Inventory management has been a key focus, with closing stock expected to be approximately $5 million lower than the previous year. This reduction, particularly in seasonal sporting goods inventory, suggests tighter control over stock levels and improved stockturn, which could help mitigate margin pressures going forward.
Profit Outlook and Strategic Focus
Briscoe’s net profit after tax (NPAT) is expected to align with prior guidance, excluding a one-off, non-cash tax adjustment of $7.4 million related to changes in tax depreciation rules. This solid profit outlook is notable given the challenging economic backdrop in New Zealand’s retail sector.
Group Managing Director Rod Duke emphasised the company’s commitment to strategic initiatives and investment in business-critical projects, which remain on track and within budget.

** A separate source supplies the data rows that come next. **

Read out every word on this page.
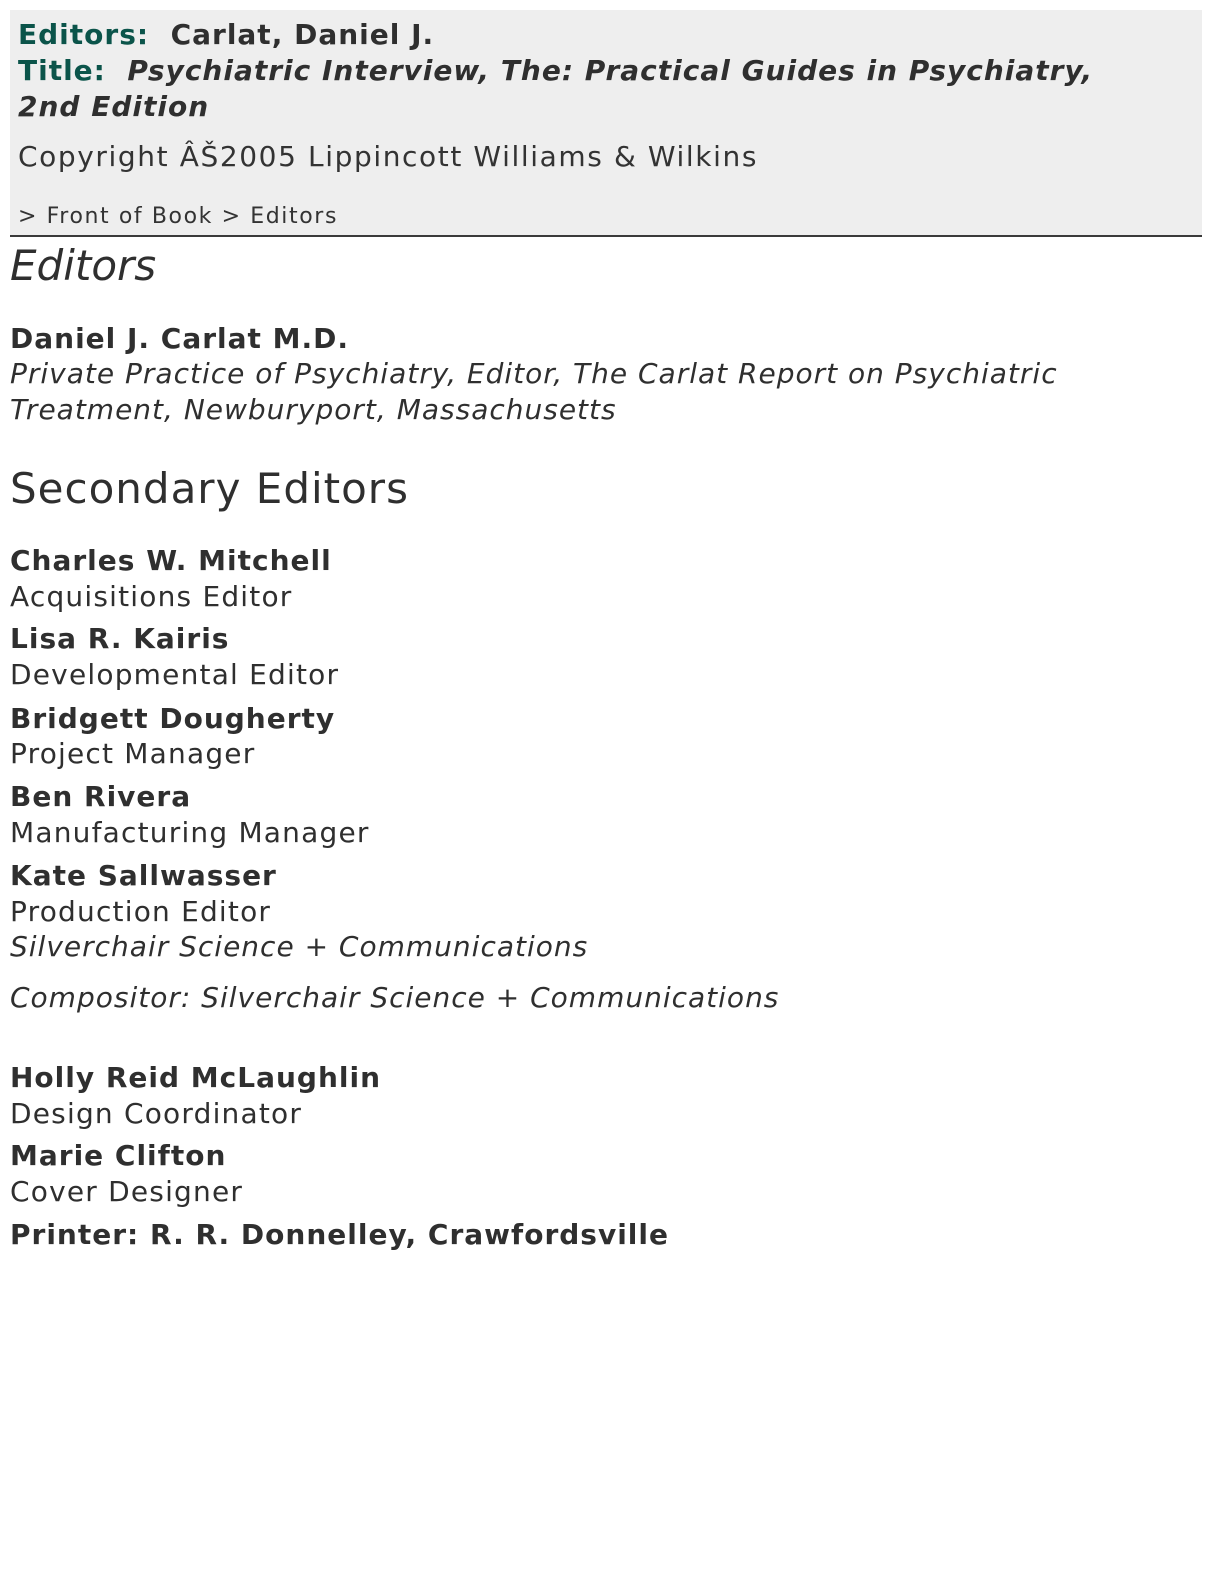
Editors: Carlat, Daniel J.
Title: Psychiatric Interview, The: Practical Guides in Psychiatry,
2nd Edition
Copyright ÂŠ2005 Lippincott Williams & Wilkins
> Front of Book > Editors
Editors
Daniel J. Carlat M.D.
Private Practice of Psychiatry, Editor, The Carlat Report on Psychiatric
Treatment, Newburyport, Massachusetts
Secondary Editors
Charles W. Mitchell
Acquisitions Editor
Lisa R. Kairis
Developmental Editor
Bridgett Dougherty
Project Manager
Ben Rivera
Manufacturing Manager
Kate Sallwasser
Production Editor
Silverchair Science + Communications
Compositor: Silverchair Science + Communications
Holly Reid McLaughlin
Design Coordinator
Marie Clifton
Cover Designer
Printer: R. R. Donnelley, Crawfordsville
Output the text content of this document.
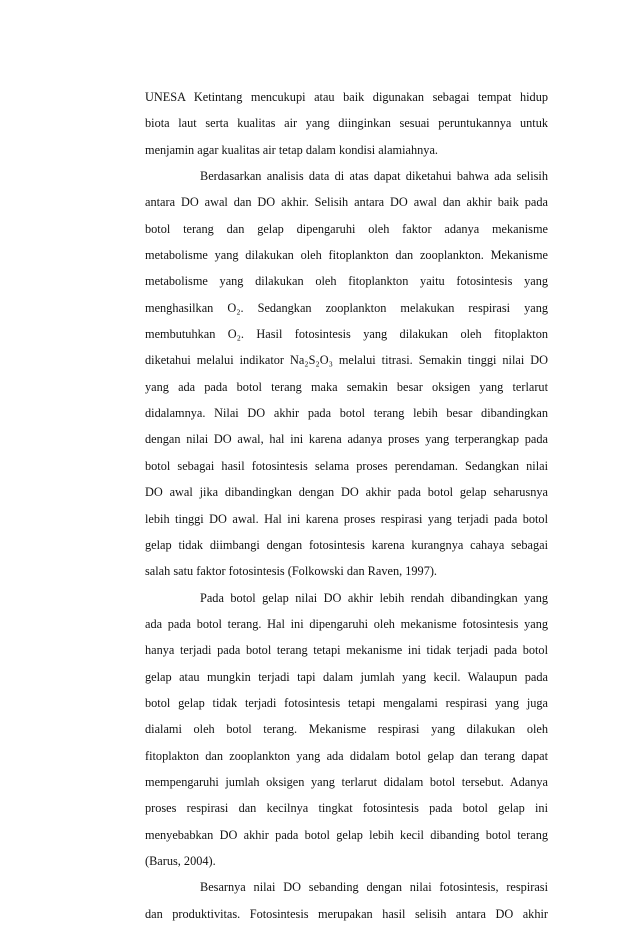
UNESA Ketintang mencukupi atau baik digunakan sebagai tempat hidup
biota laut serta kualitas air yang diinginkan sesuai peruntukannya untuk
menjamin agar kualitas air tetap dalam kondisi alamiahnya.
Berdasarkan analisis data di atas dapat diketahui bahwa ada selisih
antara DO awal dan DO akhir. Selisih antara DO awal dan akhir baik pada
botol terang dan gelap dipengaruhi oleh faktor adanya mekanisme
metabolisme yang dilakukan oleh fitoplankton dan zooplankton. Mekanisme
metabolisme yang dilakukan oleh fitoplankton yaitu fotosintesis yang
menghasilkan O₂. Sedangkan zooplankton melakukan respirasi yang
membutuhkan O₂. Hasil fotosintesis yang dilakukan oleh fitoplakton
diketahui melalui indikator Na₂S₂O₃ melalui titrasi. Semakin tinggi nilai DO
yang ada pada botol terang maka semakin besar oksigen yang terlarut
didalamnya. Nilai DO akhir pada botol terang lebih besar dibandingkan
dengan nilai DO awal, hal ini karena adanya proses yang terperangkap pada
botol sebagai hasil fotosintesis selama proses perendaman. Sedangkan nilai
DO awal jika dibandingkan dengan DO akhir pada botol gelap seharusnya
lebih tinggi DO awal. Hal ini karena proses respirasi yang terjadi pada botol
gelap tidak diimbangi dengan fotosintesis karena kurangnya cahaya sebagai
salah satu faktor fotosintesis (Folkowski dan Raven, 1997).
Pada botol gelap nilai DO akhir lebih rendah dibandingkan yang
ada pada botol terang. Hal ini dipengaruhi oleh mekanisme fotosintesis yang
hanya terjadi pada botol terang tetapi mekanisme ini tidak terjadi pada botol
gelap atau mungkin terjadi tapi dalam jumlah yang kecil. Walaupun pada
botol gelap tidak terjadi fotosintesis tetapi mengalami respirasi yang juga
dialami oleh botol terang. Mekanisme respirasi yang dilakukan oleh
fitoplakton dan zooplankton yang ada didalam botol gelap dan terang dapat
mempengaruhi jumlah oksigen yang terlarut didalam botol tersebut. Adanya
proses respirasi dan kecilnya tingkat fotosintesis pada botol gelap ini
menyebabkan DO akhir pada botol gelap lebih kecil dibanding botol terang
(Barus, 2004).
Besarnya nilai DO sebanding dengan nilai fotosintesis, respirasi
dan produktivitas. Fotosintesis merupakan hasil selisih antara DO akhir
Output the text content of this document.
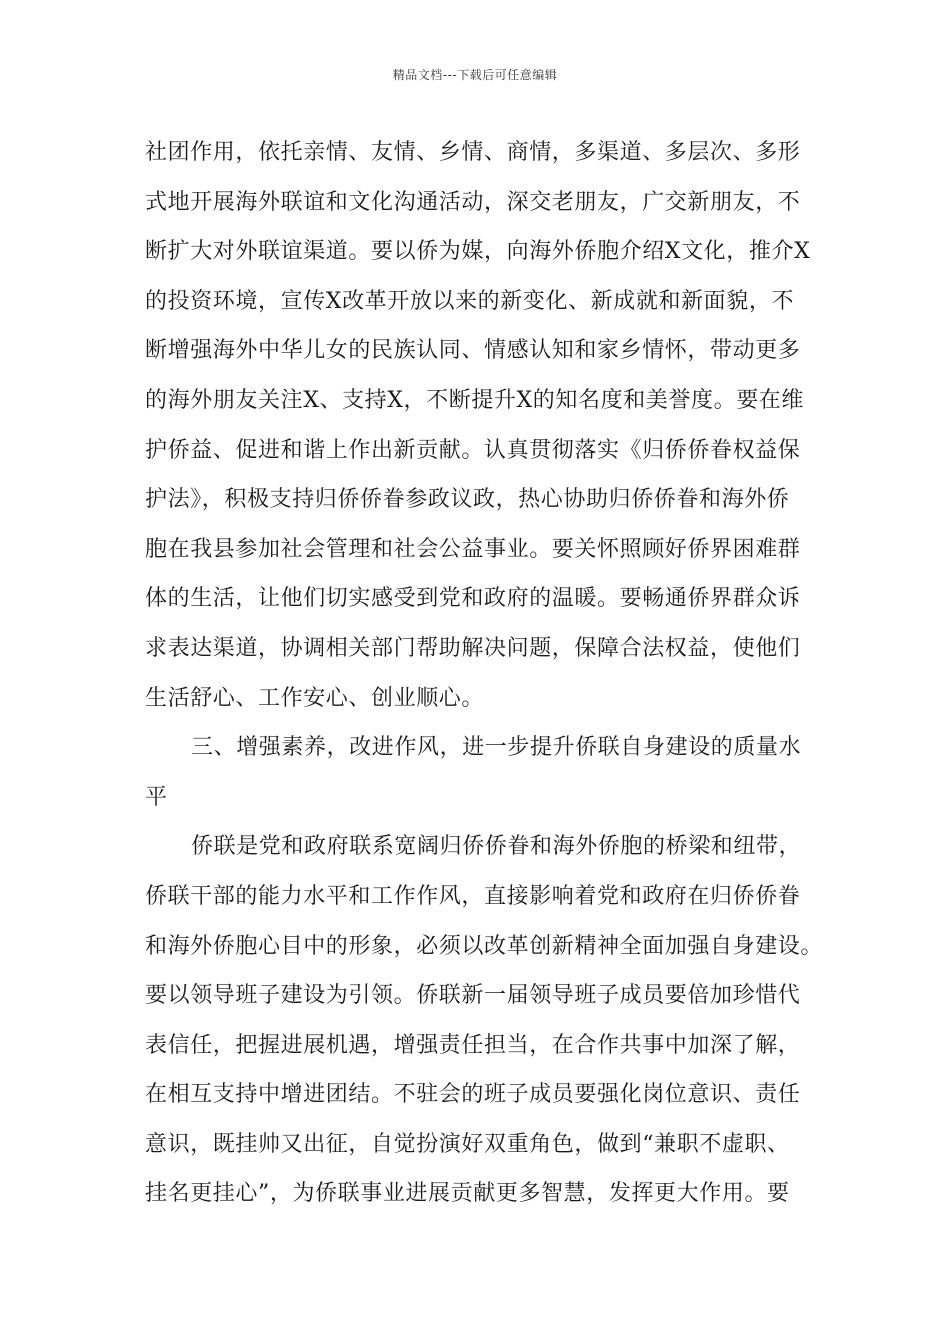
精品文档---下载后可任意编辑
社团作用，依托亲情、友情、乡情、商情，多渠道、多层次、多形
式地开展海外联谊和文化沟通活动，深交老朋友，广交新朋友，不
断扩大对外联谊渠道。要以侨为媒，向海外侨胞介绍X文化，推介X
的投资环境，宣传X改革开放以来的新变化、新成就和新面貌，不
断增强海外中华儿女的民族认同、情感认知和家乡情怀，带动更多
的海外朋友关注X、支持X，不断提升X的知名度和美誉度。要在维
护侨益、促进和谐上作出新贡献。认真贯彻落实《归侨侨眷权益保
护法》，积极支持归侨侨眷参政议政，热心协助归侨侨眷和海外侨
胞在我县参加社会管理和社会公益事业。要关怀照顾好侨界困难群
体的生活，让他们切实感受到党和政府的温暖。要畅通侨界群众诉
求表达渠道，协调相关部门帮助解决问题，保障合法权益，使他们
生活舒心、工作安心、创业顺心。
三、增强素养，改进作风，进一步提升侨联自身建设的质量水
平
侨联是党和政府联系宽阔归侨侨眷和海外侨胞的桥梁和纽带，
侨联干部的能力水平和工作作风，直接影响着党和政府在归侨侨眷
和海外侨胞心目中的形象，必须以改革创新精神全面加强自身建设。
要以领导班子建设为引领。侨联新一届领导班子成员要倍加珍惜代
表信任，把握进展机遇，增强责任担当，在合作共事中加深了解，
在相互支持中增进团结。不驻会的班子成员要强化岗位意识、责任
意识，既挂帅又出征，自觉扮演好双重角色，做到“兼职不虚职、
挂名更挂心”，为侨联事业进展贡献更多智慧，发挥更大作用。要
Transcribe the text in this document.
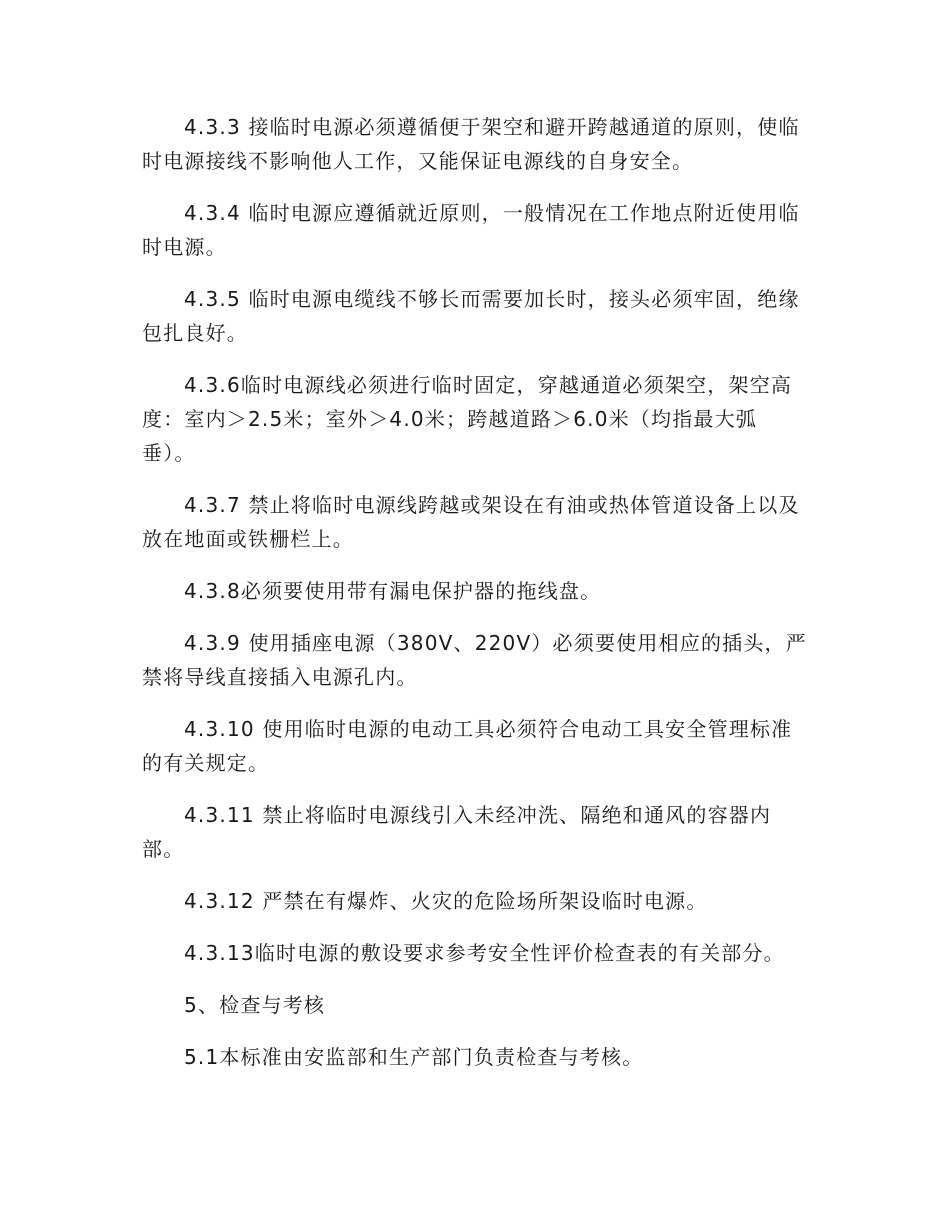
4.3.3 接临时电源必须遵循便于架空和避开跨越通道的原则，使临时电源接线不影响他人工作，又能保证电源线的自身安全。

4.3.4 临时电源应遵循就近原则，一般情况在工作地点附近使用临时电源。

4.3.5 临时电源电缆线不够长而需要加长时，接头必须牢固，绝缘包扎良好。

4.3.6临时电源线必须进行临时固定，穿越通道必须架空，架空高度：室内＞2.5米；室外＞4.0米；跨越道路＞6.0米（均指最大弧垂）。

4.3.7 禁止将临时电源线跨越或架设在有油或热体管道设备上以及放在地面或铁栅栏上。

4.3.8必须要使用带有漏电保护器的拖线盘。

4.3.9 使用插座电源（380V、220V）必须要使用相应的插头，严禁将导线直接插入电源孔内。

4.3.10 使用临时电源的电动工具必须符合电动工具安全管理标准的有关规定。

4.3.11 禁止将临时电源线引入未经冲洗、隔绝和通风的容器内部。

4.3.12 严禁在有爆炸、火灾的危险场所架设临时电源。

4.3.13临时电源的敷设要求参考安全性评价检查表的有关部分。

5、检查与考核

5.1本标准由安监部和生产部门负责检查与考核。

However, he also cautioned that the retail environment is likely to remain difficult through 2025, with the first half expected to be particularly challenging.
Looking ahead, Briscoe’s strengthened online presence and disciplined cost management position it to navigate ongoing headwinds and capitalise on recovery opportunities when they arise.
Bottom Line?
Briscoe’s steady sales and digital push set the stage for navigating 2025’s retail challenges.
Questions in the middle?
- How will the Adobe platform upgrade impact Briscoe’s online sales growth trajectory?
- What strategies will Briscoe deploy to counter ongoing margin pressures?
- How might the one-off tax adjustment influence investor perception of profitability?